No mínimo deveria introduzir-se uma limitação semelhante à do artigo 172.º, n.º 2 do projecto quanto à existência de fundadas razões para crer que o testemunho que se pretende obter constitui objecto ou elemento de crime.

Refere-se ainda que tem de ser ouvido o organismo representativo da profissão relacionada com o segredo profissional em causa. Em Macau apenas existe tal organismo no que diz respeito aos Advogados, o que poderá constituir uma diminuição de garantias para todas as outras profissões, obrigadas a sigilo profissional mas não organizadas numa associação pública.

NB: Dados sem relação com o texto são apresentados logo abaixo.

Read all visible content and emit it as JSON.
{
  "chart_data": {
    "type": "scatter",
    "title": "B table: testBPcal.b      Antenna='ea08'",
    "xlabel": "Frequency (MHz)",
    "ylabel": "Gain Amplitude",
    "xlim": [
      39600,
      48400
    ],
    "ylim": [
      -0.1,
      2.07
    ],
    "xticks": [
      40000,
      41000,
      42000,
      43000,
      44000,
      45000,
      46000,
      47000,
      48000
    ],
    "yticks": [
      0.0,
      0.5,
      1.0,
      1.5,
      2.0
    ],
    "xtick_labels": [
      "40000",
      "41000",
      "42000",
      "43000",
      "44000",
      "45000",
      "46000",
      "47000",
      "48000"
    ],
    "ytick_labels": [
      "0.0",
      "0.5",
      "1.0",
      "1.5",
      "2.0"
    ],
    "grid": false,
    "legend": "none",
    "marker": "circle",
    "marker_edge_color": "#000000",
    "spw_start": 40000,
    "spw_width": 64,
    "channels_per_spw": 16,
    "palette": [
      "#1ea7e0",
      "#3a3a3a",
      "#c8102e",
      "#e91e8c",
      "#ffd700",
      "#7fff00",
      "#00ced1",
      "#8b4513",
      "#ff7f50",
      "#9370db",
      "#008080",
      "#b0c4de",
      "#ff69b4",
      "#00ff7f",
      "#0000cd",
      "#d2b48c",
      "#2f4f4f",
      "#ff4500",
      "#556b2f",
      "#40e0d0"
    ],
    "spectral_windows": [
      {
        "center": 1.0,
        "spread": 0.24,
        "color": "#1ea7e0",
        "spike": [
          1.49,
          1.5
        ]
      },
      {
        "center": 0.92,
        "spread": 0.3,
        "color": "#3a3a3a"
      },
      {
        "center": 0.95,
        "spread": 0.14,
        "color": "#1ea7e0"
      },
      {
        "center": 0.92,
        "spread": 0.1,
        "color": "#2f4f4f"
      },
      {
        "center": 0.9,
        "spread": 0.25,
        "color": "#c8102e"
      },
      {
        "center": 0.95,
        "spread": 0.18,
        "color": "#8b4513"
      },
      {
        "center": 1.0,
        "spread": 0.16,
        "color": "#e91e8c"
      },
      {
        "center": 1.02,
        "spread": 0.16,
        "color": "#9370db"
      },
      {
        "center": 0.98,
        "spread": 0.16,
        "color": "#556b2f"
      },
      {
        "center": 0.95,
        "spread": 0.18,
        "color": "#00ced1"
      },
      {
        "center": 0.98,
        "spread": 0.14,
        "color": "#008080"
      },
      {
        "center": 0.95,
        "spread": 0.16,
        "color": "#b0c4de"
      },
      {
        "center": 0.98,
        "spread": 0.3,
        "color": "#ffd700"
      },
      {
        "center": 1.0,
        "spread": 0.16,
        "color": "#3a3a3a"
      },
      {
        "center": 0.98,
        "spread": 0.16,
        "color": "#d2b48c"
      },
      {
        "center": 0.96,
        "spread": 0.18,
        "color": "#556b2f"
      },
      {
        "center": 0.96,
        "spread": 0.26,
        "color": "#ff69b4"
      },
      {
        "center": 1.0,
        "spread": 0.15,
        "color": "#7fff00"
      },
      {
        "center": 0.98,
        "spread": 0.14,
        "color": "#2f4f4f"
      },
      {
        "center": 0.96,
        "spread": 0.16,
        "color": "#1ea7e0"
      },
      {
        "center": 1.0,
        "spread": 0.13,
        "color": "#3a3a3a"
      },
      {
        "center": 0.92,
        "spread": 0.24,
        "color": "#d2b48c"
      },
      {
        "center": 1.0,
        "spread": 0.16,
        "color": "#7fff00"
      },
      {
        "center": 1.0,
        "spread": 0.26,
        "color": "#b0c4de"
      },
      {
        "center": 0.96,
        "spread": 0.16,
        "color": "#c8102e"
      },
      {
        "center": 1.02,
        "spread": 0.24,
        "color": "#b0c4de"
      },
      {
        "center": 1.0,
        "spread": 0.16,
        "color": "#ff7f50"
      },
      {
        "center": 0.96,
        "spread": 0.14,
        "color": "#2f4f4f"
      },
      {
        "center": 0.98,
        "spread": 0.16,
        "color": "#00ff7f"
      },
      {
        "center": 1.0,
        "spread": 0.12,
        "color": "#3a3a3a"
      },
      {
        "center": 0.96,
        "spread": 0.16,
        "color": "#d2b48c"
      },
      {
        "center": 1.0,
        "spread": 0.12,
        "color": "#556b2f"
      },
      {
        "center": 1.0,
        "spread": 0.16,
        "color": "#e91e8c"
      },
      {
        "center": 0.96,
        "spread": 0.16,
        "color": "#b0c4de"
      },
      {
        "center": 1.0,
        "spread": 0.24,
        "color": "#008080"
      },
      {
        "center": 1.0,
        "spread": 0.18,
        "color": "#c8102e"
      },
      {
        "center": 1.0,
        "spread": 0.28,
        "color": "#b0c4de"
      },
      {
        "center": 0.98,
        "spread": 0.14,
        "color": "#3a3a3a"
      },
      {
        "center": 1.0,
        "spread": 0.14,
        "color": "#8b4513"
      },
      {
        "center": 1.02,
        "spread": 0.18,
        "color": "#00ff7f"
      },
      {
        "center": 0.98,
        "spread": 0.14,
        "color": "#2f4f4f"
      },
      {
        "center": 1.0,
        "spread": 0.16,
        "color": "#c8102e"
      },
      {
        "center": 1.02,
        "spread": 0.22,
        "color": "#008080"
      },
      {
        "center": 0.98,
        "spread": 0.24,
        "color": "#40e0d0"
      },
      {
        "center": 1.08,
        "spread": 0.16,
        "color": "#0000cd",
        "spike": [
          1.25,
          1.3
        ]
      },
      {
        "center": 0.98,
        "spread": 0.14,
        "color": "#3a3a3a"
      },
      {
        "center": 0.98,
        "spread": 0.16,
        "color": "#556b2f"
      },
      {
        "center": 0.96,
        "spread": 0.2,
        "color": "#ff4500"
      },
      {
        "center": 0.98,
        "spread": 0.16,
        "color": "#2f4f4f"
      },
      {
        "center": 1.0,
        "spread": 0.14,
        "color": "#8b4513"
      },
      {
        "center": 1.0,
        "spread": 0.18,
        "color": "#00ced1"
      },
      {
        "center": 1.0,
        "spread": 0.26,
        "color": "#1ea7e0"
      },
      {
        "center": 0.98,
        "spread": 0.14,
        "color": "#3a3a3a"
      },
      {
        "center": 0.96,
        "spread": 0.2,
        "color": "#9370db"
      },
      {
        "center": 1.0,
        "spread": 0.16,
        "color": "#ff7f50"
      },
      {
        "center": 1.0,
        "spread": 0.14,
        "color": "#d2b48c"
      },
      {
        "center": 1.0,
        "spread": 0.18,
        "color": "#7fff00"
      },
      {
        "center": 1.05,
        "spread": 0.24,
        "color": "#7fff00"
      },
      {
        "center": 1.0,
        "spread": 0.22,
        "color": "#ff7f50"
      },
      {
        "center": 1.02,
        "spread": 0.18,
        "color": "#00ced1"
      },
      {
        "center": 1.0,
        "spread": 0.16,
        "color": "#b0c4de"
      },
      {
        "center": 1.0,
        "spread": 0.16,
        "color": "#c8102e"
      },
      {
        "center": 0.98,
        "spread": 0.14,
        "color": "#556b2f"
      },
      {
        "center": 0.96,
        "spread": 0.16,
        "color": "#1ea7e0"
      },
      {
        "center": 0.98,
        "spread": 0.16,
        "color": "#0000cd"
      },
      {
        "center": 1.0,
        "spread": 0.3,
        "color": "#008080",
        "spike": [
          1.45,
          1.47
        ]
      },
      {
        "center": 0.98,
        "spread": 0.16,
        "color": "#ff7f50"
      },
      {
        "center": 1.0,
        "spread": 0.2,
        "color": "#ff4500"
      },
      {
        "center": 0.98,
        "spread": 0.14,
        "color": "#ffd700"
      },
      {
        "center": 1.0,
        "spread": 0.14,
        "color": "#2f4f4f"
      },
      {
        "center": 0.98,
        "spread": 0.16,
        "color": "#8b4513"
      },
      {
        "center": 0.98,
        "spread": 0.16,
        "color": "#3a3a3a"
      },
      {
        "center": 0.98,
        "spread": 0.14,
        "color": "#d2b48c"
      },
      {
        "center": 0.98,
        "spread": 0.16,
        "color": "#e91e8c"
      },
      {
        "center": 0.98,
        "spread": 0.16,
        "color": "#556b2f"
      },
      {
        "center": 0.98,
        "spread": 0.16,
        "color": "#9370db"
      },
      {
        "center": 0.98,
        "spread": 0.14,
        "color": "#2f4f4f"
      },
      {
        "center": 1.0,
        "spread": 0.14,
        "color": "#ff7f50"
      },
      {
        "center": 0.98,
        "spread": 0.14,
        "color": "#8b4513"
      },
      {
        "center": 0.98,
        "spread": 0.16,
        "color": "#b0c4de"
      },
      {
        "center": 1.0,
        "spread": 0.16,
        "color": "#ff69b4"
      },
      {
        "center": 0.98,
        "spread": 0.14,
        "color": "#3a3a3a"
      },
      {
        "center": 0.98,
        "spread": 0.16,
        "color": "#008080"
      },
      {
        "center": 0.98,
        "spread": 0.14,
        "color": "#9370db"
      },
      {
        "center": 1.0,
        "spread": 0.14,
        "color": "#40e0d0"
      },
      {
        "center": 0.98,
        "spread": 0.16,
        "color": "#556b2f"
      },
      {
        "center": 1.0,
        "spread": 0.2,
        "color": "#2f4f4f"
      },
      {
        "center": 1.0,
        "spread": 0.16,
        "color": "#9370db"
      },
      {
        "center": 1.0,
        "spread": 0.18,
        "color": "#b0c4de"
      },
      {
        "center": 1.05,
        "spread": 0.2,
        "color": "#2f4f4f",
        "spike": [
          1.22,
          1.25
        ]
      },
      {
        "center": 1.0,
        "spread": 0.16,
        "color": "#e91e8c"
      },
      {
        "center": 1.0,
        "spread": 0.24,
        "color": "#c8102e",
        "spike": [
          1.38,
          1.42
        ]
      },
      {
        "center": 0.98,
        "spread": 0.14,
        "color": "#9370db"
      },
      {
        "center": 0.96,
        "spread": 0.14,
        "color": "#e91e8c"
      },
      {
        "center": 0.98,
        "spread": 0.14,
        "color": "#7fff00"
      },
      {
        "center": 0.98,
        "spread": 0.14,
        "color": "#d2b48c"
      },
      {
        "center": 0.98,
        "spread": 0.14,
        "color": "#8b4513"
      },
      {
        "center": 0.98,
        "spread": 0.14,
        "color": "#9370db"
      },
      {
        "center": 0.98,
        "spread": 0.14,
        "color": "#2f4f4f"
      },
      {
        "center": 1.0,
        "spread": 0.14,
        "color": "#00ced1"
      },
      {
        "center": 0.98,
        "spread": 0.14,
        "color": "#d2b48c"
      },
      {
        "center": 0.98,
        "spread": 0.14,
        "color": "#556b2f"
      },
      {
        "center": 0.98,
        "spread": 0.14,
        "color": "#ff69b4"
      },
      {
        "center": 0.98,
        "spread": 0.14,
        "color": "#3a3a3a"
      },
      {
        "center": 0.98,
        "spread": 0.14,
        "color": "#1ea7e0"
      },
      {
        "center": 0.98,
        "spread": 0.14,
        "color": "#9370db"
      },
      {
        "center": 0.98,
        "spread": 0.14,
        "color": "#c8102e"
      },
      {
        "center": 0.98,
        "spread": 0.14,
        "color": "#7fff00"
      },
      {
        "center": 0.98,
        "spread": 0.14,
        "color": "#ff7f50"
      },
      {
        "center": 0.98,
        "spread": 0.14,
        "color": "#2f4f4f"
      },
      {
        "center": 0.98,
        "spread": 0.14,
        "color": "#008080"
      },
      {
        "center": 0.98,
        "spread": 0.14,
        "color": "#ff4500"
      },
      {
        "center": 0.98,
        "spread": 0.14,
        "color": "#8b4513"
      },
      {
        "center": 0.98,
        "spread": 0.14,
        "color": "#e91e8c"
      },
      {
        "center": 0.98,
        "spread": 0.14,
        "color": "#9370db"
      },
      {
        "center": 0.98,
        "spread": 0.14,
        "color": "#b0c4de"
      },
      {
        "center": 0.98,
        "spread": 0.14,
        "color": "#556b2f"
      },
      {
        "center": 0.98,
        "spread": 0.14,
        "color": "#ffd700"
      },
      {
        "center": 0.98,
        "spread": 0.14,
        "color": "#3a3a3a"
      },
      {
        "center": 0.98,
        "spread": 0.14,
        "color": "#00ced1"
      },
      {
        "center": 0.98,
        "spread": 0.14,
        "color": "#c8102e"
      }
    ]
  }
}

Por último, esta audição é em Portugal obrigatória, «ouvido o organismo», ao passo que em Macau é facultativa, «pode ser precedida de audição».

 

Artigo 124.º Segredo do Território

Não se alcança o que seja o «Segredo do Território».

A Lei n.º 6/94, de 7 de Abril, (publicada no B.O. n.º 17 de 26/4/94) define o que é «Segredo de Estado», o mesmo não existindo quanto ao objecto desta norma.

A existência de um sistema de classificação de matérias como «confiden-ciais» não implica a definição de um conceito de «Segredo do Território» que não se coaduna com o seu estatuto jurídico-político e está abrangido no «Segredo de Estado».

 

Artigo 128.º — 3 Primeiro interrogatório judicial de arguido detido

A adopção do sistema português de divisão administrativa territorial, freguesias e concelhos, parece não fazer muito sentido quanto a Macau e, sobretudo, quando a maioria dos arguidos são oriundos da República Popular da China.

 

Artigo 140.º Despacho que ordena a perícia

Qual a razão porque não foi considerada a possibilidade de recurso a consultores técnicos prevista no artigo 155.º do Código português?

 

Artigo 159.º (Revistas e buscas) Pressupostos

Este artigo procede a um aligeiramento dos requisitos para a realização de revistas e buscas, independentemente de autorização da autoridade judiciária.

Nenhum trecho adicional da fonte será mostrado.